Medea: A Woman Scorned
Only an extraordinary woman is capable of killing her own children, whether to save them from something worse or not. Euripides confronts ancient Greece with a woman who is exceptionally intelligent. And also angry because her husband has unfairly left her for a younger, more beautiful woman who can help him get ahead and "gain wealth and power" for himself and his sons. She helped him get the Golden Fleece, left her own country and family for his, killed her own brother in order to save him when they were on the ship, and bore him two sons. After all Medea has done for him, Jason reveals himself as weak and rather stupid, really, when he fails to appreciate Medea's sacrifices and the depth of her loyalty and passion for him. Her feelings about his abandonment begin with grief and suicidal thoughts: "That lightening from heaven would split my head open. Oh, what use have I now for life? I would find my release in death and leave hateful existence behind me" (747) and progress to murderous fury and rage. The saying "Hell hath no fury like a woman scorned" certainly applies to Medea. As the children's nurse describes it, " ... now there's hatred everywhere. Love is diseased" (744).

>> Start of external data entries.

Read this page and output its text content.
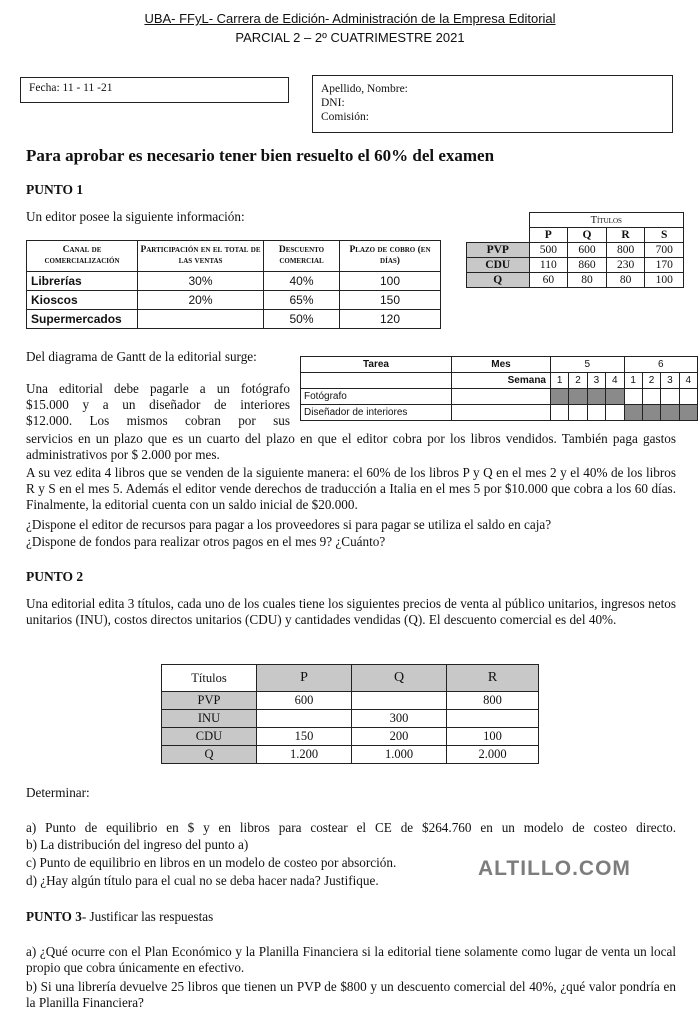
UBA- FFyL- Carrera de Edición- Administración de la Empresa Editorial
PARCIAL 2 – 2º CUATRIMESTRE 2021
Fecha: 11 - 11 -21	Apellido, Nombre:
DNI:
Comisión:
Para aprobar es necesario tener bien resuelto el 60% del examen
PUNTO 1
Un editor posee la siguiente información:
Canal de comercialización	Participación en el total de las ventas	Descuento comercial	Plazo de cobro (en días)
Librerías	30%	40%	100
Kioscos	20%	65%	150
Supermercados		50%	120
	Títulos			
	P	Q	R	S
PVP	500	600	800	700
CDU	110	860	230	170
Q	60	80	80	100
Del diagrama de Gantt de la editorial surge:
Tarea	Mes	5				6			
	Semana	1	2	3	4	1	2	3	4
Fotógrafo									
Diseñador de interiores									
Una editorial debe pagarle a un fotógrafo
$15.000 y a un diseñador de interiores
$12.000. Los mismos cobran por sus
servicios en un plazo que es un cuarto del plazo en que el editor cobra por los libros vendidos. También paga gastos administrativos por $ 2.000 por mes.
A su vez edita 4 libros que se venden de la siguiente manera: el 60% de los libros P y Q en el mes 2 y el 40% de los libros R y S en el mes 5. Además el editor vende derechos de traducción a Italia en el mes 5 por $10.000 que cobra a los 60 días. Finalmente, la editorial cuenta con un saldo inicial de $20.000.
¿Dispone el editor de recursos para pagar a los proveedores si para pagar se utiliza el saldo en caja?
¿Dispone de fondos para realizar otros pagos en el mes 9? ¿Cuánto?
PUNTO 2
Una editorial edita 3 títulos, cada uno de los cuales tiene los siguientes precios de venta al público unitarios, ingresos netos unitarios (INU), costos directos unitarios (CDU) y cantidades vendidas (Q). El descuento comercial es del 40%.
Títulos	P	Q	R
PVP	600		800
INU		300	
CDU	150	200	100
Q	1.200	1.000	2.000
Determinar:
a) Punto de equilibrio en $ y en libros para costear el CE de $264.760 en un modelo de costeo directo.
b) La distribución del ingreso del punto a)
c) Punto de equilibrio en libros en un modelo de costeo por absorción.
d) ¿Hay algún título para el cual no se deba hacer nada? Justifique.
ALTILLO.COM
PUNTO 3- Justificar las respuestas
a) ¿Qué ocurre con el Plan Económico y la Planilla Financiera si la editorial tiene solamente como lugar de venta un local propio que cobra únicamente en efectivo.
b) Si una librería devuelve 25 libros que tienen un PVP de $800 y un descuento comercial del 40%, ¿qué valor pondría en la Planilla Financiera?
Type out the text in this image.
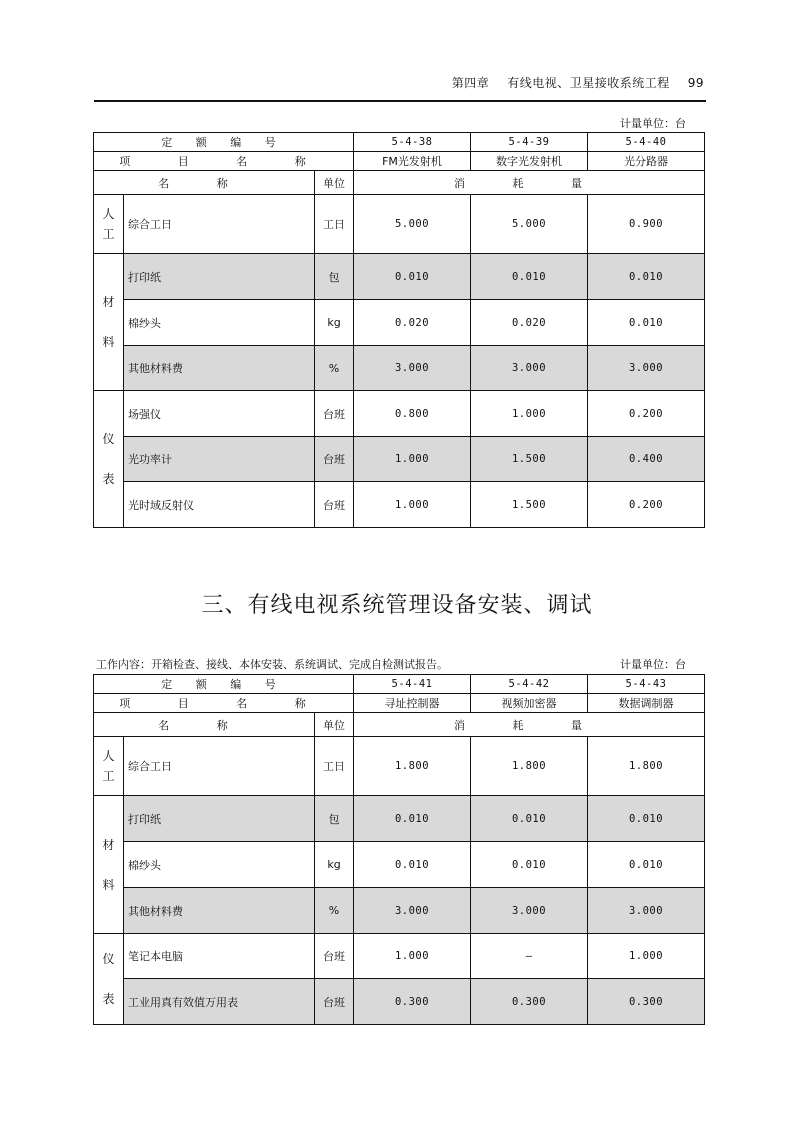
第四章 有线电视、卫星接收系统工程 99
计量单位：台
定 额 编 号			5-4-38	5-4-39	5-4-40
项 目 名 称			FM光发射机	数字光发射机	光分路器
名 称		单位	消 耗 量		
人
工	综合工日	工日	5.000	5.000	0.900
材

料	打印纸	包	0.010	0.010	0.010
	棉纱头	kg	0.020	0.020	0.010
	其他材料费	%	3.000	3.000	3.000
仪

表	场强仪	台班	0.800	1.000	0.200
	光功率计	台班	1.000	1.500	0.400
	光时域反射仪	台班	1.000	1.500	0.200
三、有线电视系统管理设备安装、调试
工作内容：开箱检查、接线、本体安装、系统调试、完成自检测试报告。	计量单位：台
定 额 编 号			5-4-41	5-4-42	5-4-43
项 目 名 称			寻址控制器	视频加密器	数据调制器
名 称		单位	消 耗 量		
人
工	综合工日	工日	1.800	1.800	1.800
材

料	打印纸	包	0.010	0.010	0.010
	棉纱头	kg	0.010	0.010	0.010
	其他材料费	%	3.000	3.000	3.000
仪

表	笔记本电脑	台班	1.000	—	1.000
	工业用真有效值万用表	台班	0.300	0.300	0.300
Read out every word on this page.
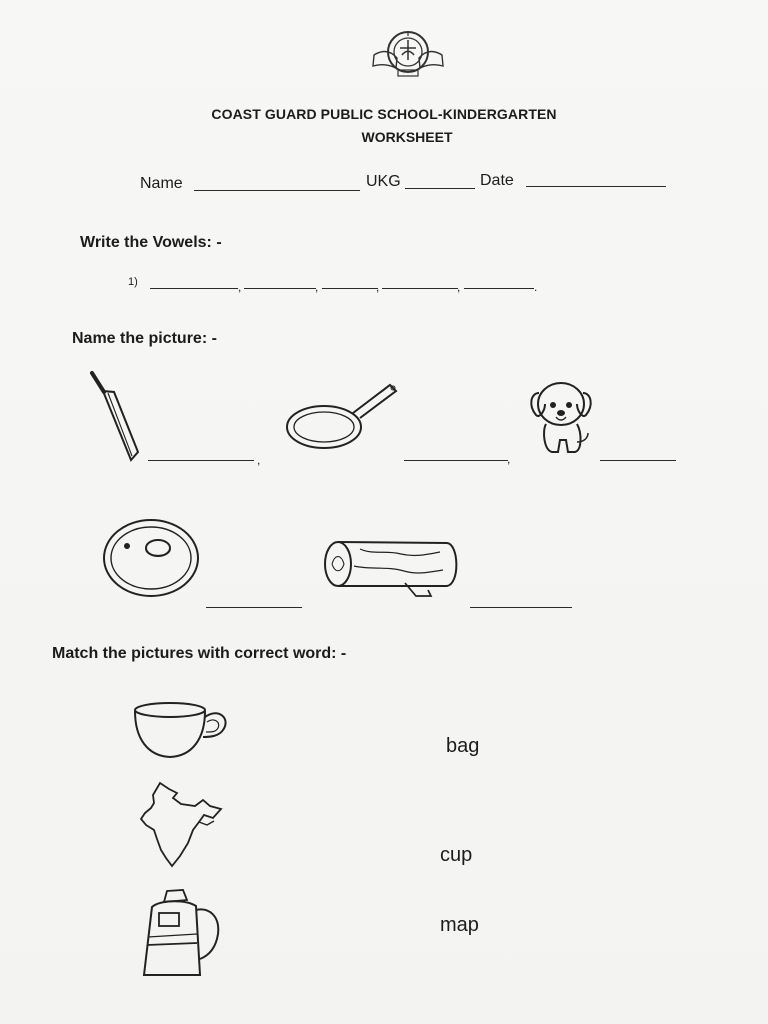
COAST GUARD PUBLIC SCHOOL-KINDERGARTEN
WORKSHEET
Name	UKG	Date
Write the Vowels: -
1)	,	,	,	,	.
Name the picture: -
,	,
Match the pictures with correct word: -
bag
cup
map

Because Medea lives in a culture where women have no rights, she cannot fight back openly. Instead, she has to scheme. The nurse describes her nature as full of "wildness," with a "bitter nature," and "proud hearted." Feminists might point out that she is the kind of woman most endangered in a patriarchal society where women are required to be compliant, soft-spoken, and long-suffering. Later on, women like Medea, who can't accept subservient roles, will be confined in mental institutions. The nurse implies that "greatness" has done no good to Medea, a princess and sorceress, who has not learned to be humble or moderate. Medea is disillusioned. She believed her marriage to Jason would be forever. She says, "It was everything to me to think well of one man, and he, my own husband, has turned out wholly vile" (749). She goes on to say that women are the "most unfortunate creatures" because they must pay for a husband and "take for our bodies a master; for not to take one is even worse" (750). She cannot escape from him. When a man gets bored with his wife, he can find amusements outside the home, but not women. She sees and points out all the unfairness. Jason has home and family and a support system in his own country. She has nothing. And she wonders what good is it to be smarter and more clever than other people when "it makes you the object of envy and ill will" (751).
When Medea is ordered to leave the country with her children, she begs to stay long enough to decide where to go and what to do about the children. The king (and father of Jason's new bride) gives in and tells her she may stay one day only. She then decides to kill the king, his daughter, and Jason, a smooth talking villain and coward in her view, by poison. Medea promises to help King Aigeus with his infertility problem if he will allow her to stay in Athens, and he agrees, so she has found a place to go afterwards. She begs Jason to get his new wife to go to her father and plead that the children may stay in Corrinth. She then sends the children with their father to the palace with poisoned "gifts" for the bride. At the same time, she expresses pity for the princess who will die and recognizes that her own children are now doomed because they are (innocently) the instruments of murder.